И за кадром голос немолодой
оскорбленным временем полыхал.
Закадровый голос Арсения Тарковского, выдыхающего рифмы, - словно бы озвучивание этого совокупного экзистенциального образа, мерцательного и полифонного. Ибо кто есть кто, мы не знаем. И лица в картинах Тарковского столь же обманны, сколь и в стихах Тарковского-старшего. Пока не станешь кем-то другим, не увидишь себя.
Искусство обильно гимнами женщине, возлюбленной, матери, но гимнов отцу, отцовству в большом искусстве на удивление мало. Что, видимо, льет воду на мельницу 3. Фрейда с его пресловутым Эдиповым комплексом. И это, конечно, печально, ибо свидетельствует о слабости человеческого духа, мало способного к наследованию (о чем нам говорит и история, вновь и вновь повторяющая одни и те же роковые ошибки), но увлеченного соревновательностью и самолюбиво-самостным (чаще петушиного свойства) самоутверждением - во что бы то ни стало.
Способность Андрея Тарковского к наследованию говорит не только об уникальном типологическом родстве натур отца и сына (начиная со слабого здоровья, природной отчаянной отваги и кончая мистической одаренностью, чувством космической полифонии), но и, что много важнее, о духовном здоровье, что для нашего времени уникальная редкость. Дело не в смирении, не в сердечной мягкости и кротости, а именно в чувстве космической сообразности целого, в инстинкте истины. Без творчества наследования (процесса всегда глубоко индивидуального, почти интимного) человек обречен на бесконечное верчение вокруг собственной оси. Ибо, не увидев себя в другом, невозможно вообще себя увидеть.

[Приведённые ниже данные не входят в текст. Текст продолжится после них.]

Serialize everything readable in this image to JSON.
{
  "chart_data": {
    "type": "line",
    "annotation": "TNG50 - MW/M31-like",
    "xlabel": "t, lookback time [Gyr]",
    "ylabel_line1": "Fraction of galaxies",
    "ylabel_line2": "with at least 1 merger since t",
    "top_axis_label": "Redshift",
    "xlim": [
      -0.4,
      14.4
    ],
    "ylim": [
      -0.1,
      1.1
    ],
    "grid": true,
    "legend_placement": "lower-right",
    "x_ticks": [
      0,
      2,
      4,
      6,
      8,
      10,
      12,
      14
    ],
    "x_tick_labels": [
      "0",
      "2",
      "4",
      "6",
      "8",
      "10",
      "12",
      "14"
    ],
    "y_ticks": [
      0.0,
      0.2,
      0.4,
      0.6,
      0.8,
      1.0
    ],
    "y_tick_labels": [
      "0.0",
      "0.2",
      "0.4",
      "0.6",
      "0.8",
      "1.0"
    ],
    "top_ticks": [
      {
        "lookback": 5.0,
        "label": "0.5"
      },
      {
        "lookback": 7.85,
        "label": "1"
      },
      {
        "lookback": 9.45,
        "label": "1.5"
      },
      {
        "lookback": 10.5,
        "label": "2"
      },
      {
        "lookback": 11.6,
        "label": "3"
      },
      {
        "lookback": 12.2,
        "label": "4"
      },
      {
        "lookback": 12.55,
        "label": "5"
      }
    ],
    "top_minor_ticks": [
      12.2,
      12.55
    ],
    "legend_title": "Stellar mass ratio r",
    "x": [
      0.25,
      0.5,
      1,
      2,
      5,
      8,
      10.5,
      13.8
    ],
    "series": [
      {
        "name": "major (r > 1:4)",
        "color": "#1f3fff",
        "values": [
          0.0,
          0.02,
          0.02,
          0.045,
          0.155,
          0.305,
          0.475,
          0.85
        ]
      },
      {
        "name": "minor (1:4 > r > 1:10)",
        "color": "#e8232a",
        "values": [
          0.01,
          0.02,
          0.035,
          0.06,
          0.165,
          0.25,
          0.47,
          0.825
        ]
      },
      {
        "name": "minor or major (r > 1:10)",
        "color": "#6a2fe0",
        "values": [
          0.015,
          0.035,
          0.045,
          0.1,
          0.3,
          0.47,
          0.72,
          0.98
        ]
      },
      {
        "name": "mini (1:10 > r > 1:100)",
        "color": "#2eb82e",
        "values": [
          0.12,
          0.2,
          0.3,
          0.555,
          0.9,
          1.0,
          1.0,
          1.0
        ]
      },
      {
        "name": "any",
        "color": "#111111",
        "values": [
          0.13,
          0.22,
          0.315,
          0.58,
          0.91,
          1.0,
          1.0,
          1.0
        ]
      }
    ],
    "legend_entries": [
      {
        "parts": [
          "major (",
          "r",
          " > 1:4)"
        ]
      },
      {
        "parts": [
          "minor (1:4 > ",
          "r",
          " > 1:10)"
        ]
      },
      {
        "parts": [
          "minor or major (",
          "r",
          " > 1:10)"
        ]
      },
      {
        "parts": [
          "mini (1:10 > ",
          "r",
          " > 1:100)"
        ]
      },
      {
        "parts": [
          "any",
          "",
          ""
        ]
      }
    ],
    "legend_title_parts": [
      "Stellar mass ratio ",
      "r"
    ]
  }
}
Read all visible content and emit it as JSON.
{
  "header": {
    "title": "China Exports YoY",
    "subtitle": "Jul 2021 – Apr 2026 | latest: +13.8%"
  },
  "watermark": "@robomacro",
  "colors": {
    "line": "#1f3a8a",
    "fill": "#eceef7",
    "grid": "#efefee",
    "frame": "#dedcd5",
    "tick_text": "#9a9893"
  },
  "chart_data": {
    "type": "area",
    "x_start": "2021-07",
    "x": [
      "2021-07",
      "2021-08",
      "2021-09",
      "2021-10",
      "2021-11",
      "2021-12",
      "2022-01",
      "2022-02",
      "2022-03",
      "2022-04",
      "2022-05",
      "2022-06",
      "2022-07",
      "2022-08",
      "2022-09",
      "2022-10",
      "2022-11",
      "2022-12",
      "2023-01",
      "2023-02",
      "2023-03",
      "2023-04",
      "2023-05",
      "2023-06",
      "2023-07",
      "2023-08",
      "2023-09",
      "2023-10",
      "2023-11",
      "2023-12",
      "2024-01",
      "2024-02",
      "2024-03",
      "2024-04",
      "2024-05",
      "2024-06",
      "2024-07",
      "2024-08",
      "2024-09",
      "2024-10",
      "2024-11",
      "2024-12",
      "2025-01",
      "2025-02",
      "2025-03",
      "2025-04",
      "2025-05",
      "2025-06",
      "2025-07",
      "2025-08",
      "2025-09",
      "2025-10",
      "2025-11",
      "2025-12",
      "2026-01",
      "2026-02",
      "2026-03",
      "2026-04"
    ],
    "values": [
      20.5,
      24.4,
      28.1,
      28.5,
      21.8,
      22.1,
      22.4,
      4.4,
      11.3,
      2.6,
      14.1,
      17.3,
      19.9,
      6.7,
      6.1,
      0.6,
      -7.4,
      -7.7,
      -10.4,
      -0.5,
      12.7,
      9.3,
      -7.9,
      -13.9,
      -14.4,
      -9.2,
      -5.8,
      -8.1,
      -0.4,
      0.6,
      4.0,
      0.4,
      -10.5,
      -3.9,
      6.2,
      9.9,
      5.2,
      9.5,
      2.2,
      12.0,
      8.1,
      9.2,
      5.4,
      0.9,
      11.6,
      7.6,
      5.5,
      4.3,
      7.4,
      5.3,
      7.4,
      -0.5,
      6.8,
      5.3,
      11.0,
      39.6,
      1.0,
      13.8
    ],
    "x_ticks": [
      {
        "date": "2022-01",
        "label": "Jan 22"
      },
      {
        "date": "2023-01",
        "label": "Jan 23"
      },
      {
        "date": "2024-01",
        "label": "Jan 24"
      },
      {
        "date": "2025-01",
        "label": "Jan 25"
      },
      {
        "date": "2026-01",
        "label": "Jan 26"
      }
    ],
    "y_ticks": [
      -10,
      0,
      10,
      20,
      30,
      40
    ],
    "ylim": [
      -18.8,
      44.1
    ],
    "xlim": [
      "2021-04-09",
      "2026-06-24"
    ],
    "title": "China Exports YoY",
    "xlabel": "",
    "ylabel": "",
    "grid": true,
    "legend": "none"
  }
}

Кинематограф Тарковского очевидно осиян нежностью к отцовству. И в этом смысле, может быть, отчасти правы те зрительницы, которые, уловив это, сетуют на мощь мужского начала в его фильмах. Действительно, интеллектуальный мир здесь всецело принадлежит мужчине, и было бы странно, если бы было иначе. Мужчине же принадлежит сфера словесной духовности, мировоззренческого поиска. Однако женское начало, начало инь, бесподобно богато насыщает пространственность картин мастера не только многообилием и многообразием вод и хлябей небесных, их мягкой, текучей пластикой, но и внутренней гибкостью и "слабостью" природных ландшафтов. Женщина у Тарковского - это природа, мужчина - дух. В этом исток и гармонии и трагизма их взаимоотношений. Разумеется, природа обладает своим собственным духовным свечением, и именно эта сила и создает ту атмосферу таинственной благодати, которая делает картины Тарковского узнаваемыми с первых же "тактов",
И все же есть мир отцовства и не остывающая к нему нежность. Уже в "Катке и скрипке" идеально-возвышенный мир, к которому устремлена чистая душа юного скрипача Саши, - это мир хозяина асфальтового катка Сергея - немногословного, загадочно-отрешенного, с удивительно синими глазами артиста Заманского. У Саши нет отца, вокруг него - море женщин, жестких, прямолинейно-требовательных, почти жестоких в своем ограничительном пафосе, жаждущих служить социальному порядку, делать все "по правилам". Мир поэзии - вне женской компетенции. Поэзия - там, где этот голубоглазый мужчина, большой и надежный, в сочетании природного благородства и пренебрежения к условностям. Женщины в фильме олицетворяют жесткую формальную законность и бездушный порядок. Мужчины - свободу, свободную привязанность и поэзию. Скрипка как поющая душа - на их стороне. У женщин скрипка - всего лишь инструмент для выхолощенных экзерсисов. Характерно и то, что Сергей - совсем не бабник. Его ухажерка - довольно вульгарная, но, к счастью для Саши, неудачливая соблазнительница. И вообще женщины оказываются в фильме разлучницами двух мужчин: "сына" и "отца".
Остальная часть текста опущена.